Author of the Month

Does Consciousness Depend on the Brain? (cont.)
By Chris Carter

Lamont rightly contends that the fundamental issue is the relationship of personality to body, and divides the various positions into two broad categories: monism, which asserts that body and personality are bound together and cannot exist apart; and dualism, which asserts that body and personality are separable entities which may exist apart.
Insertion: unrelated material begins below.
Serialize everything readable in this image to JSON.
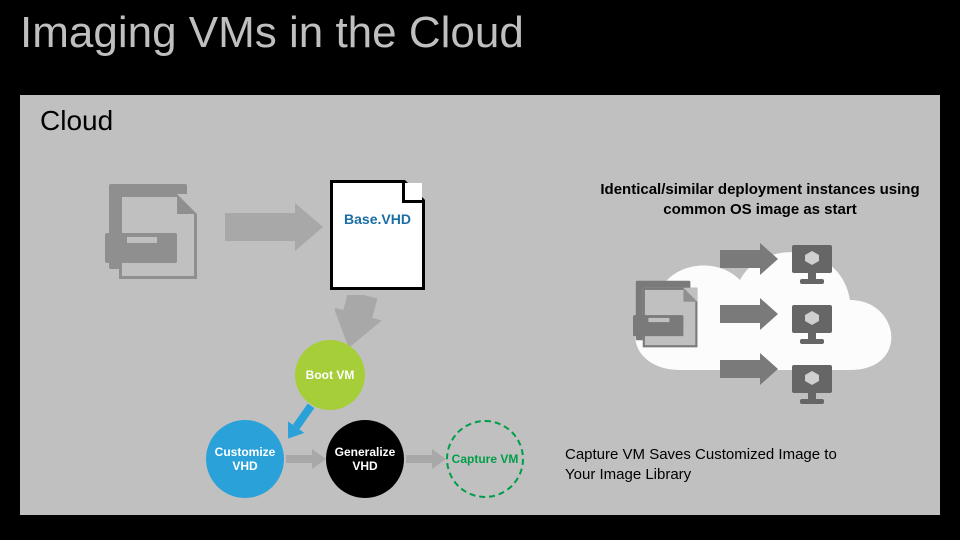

Lamont is convinced that the facts of modern science weigh heavily in favor of monism, and offers the following as scientific evidence that the mind depends upon the body:

  • in the evolutionary process the versatility of living forms increases with the development and complexity of their nervous systems
  • the mind matures and ages with the growth and decay of the body
  • alcohol, caffeine, and other drugs can affect the mind
  • destruction of brain tissue by disease, or by a severe blow to the head, can impair normal mental activity; the functions of seeing, hearing and speech are correlated with specific areas of the brain.
  • thinking and memory depend upon the cortex of the brain, and so “it is difficult beyond measure to understand how they could survive after the dissolution, decay or destruction of the living brain in which they had their original locus.”2

These considerations lead Lamont to the conclusion that the connection between mind and body “is so exceedingly intimate that it becomes inconceivable how one could function without the other … man is a unified whole of mind-body or personality-body so closely and completely integrated that dividing him up into two separate and more or less independent parts becomes impermissible and unintelligible.”3

Lamont briefly considers the findings of psychical research, but contends that they do not alter the picture, because of the possibility of other interpretations, such as fraud and telepathy.*

In summary, the various arguments against the possibility of survival are: the effects of age, disease, and drugs on the mind; the effect of brain damage on mental activity, and specifically, the fact that lesions of certain regions of the brain eliminates or impairs particular capacities; and the idea that memories are stored in the brain and therefore cannot survive the destruction of the brain. The inference drawn from these observations is that the correlation of mental and physical processes is so close that it is inconceivable how the mind could exist apart from the brain. Except for the appeals of the modern writers to the terminology of neuroscience, the arguments advanced in favor of the dependence of the mental on the physical are essentially the same as those advanced by Lucretius.

* Lamont’s portrayal of psychic research is extremely superficial, and contains several false and misleading statements. For an excellent critique of Lamont’s book, exposing a mass of inconsistencies and non-sequitur, see chapter XIII of A Critical Examination of the Belief in a Life after Death, by C.J. Ducasse.